MOTHER'S DAY (0 out of 10) Directed by Garry Marshall; Written by Tom Hines, Lily Hollander, Anya Kochoff, Matthew Walker; Starring Jennifer Aniston, Kate Hudson, Julia Roberts, Jason Sudeikis, Britt Robertson, Jack Whitehall, Sarah Chalke, Margo Martindale, Timothy Olyphant, Shay Mitchell, Aasif Mandvi, Robert Pine, Cameron Esposito, Hector Elizondo, Jennifer Garner, Jon Lovitz; Rated PG-13 for "language and some suggestive material"; Running time 118 minutes; In wide release April 29, 2016.
Someone needs to ask Garry Marshall to retire.
The venerable director who previously brought us classic movies and tv shows in the 70's and 80's hasn't made a legitimately good film in a decade and a half, and this is the third in a line of unforgivably awful holiday themed movies. They are the worst kind of sentimental tripe.
Not only is this film a waste of its cast's considerable combined talents, it is racist, sexist, homophobic, ableist, and a half dozen other ways bigoted. It searches for jokes by resorting to the worst of all human inclinations: making fun of someone because they're different. Just like mom taught us.

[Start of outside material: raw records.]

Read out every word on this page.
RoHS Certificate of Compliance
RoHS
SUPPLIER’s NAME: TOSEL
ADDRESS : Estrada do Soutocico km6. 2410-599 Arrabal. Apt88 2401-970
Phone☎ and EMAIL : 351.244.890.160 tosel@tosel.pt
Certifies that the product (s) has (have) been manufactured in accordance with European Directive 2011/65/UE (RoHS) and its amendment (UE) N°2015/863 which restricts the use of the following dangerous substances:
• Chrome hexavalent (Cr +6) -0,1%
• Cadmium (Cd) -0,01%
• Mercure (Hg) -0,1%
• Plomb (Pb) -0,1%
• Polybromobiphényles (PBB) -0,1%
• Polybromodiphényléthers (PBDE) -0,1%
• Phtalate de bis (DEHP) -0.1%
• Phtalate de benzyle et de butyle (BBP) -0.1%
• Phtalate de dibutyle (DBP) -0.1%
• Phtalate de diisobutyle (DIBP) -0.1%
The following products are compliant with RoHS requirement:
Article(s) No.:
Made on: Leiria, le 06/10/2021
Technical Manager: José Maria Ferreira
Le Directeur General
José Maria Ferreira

This is normally the place in the review you get a spoiler-free plot summary. But who gives a flying rat's ass? All those actors above? They're all in different situations, and their lives are tenuously connected enough to call this a single narrative. And it's Mother's Day in a few days.
Some people are dealing with divorce and remarriage, some people are estranged from their bigoted parents because they married people with dark skin or their same-sex partners. Julia Roberts has a daughter she never met. Meanwhile said daughter is thinking about getting married but can't until she finds her mom and I'm slowly dying inside just typing this garbage.
What jokes that exist are cheap and far too often made at the expense of people who are not white Christian heterosexuals who have conventional, Hollywood-thin body types. And even the privileged are made fun of, as suddenly all white people are bigots, men are uncomfortable buying tampons, etc.
Perhaps the most offensive thing is how cliched it all is. You expect people to pay $10 a ticket and you give them this? No. We do that outside.
Everyone should be offended by this movie. First because it's not funny. A lot of offensive movies can be forgiven if they actually make you laugh and think (see "Blazing Saddles," "South Park," etc).
Second, you may not notice, but the movie is making fun of you. Yes, you. No matter who you are, this movie has something offensive to say about you.
If you're a conservative it's calling you a bigot. And if you're a liberal it's making fun of people who are different. The script is not laughing with you, the jokes are laughing at you.
Rather than using racism or bigotry in your jokes to break down stereotypes and laugh at their ridiculousness in the first place, this does nothing more than reinforce the worst prejudices people already have. And again, it's not funny. At one point, a character retorts to an offensive stereotype of Muslims, misdirected at Indian-Americans, "I don't understand that joke, but it sounds racist." Us too. Us too.
And the worst part of it? The cast is so good and charming, they can almost make this bearable. Like if you had very poor taste in comedy and don't care to rub more than two brain cells together while watching movies (is your favorite tv comedy "Two and a Half Men?"), then you might think this was enjoyable. Every single person who starred in this movie deserves better.
And guess what? Most of them have done other excellent work in the last year. Want to see Julia Roberts in a movie playing a mother? (Well, first of all, "Stepmom" is like a classic tearjerker, but let's keep it within the last year.) Check out "The Secret in Their Eyes" where she tries to investigate and move past the murder of her daughter-- with a huge twist. Go see that. She's great in it.
Want to see Jason Sudeikis in a rom-com? "Sleeping With Other People."
Sarah Chalke? Go watch two seasons of "Rick and Morty" where she plays the mom there, too.
The point is, you don't need to swing a stick very far to find almost anything better than this.
If you love and treasure your mother, or the mother of your children, or whomever you want to honor this Mother's Day, for the love of all that is holy about motherhood, do not take them anywhere near a theater playing this abysmal film. To keep Garry Marshall from making any more of these movies, we must not pay this film any attention at all. Put it out of your mind and forget it. You'll thank me for it.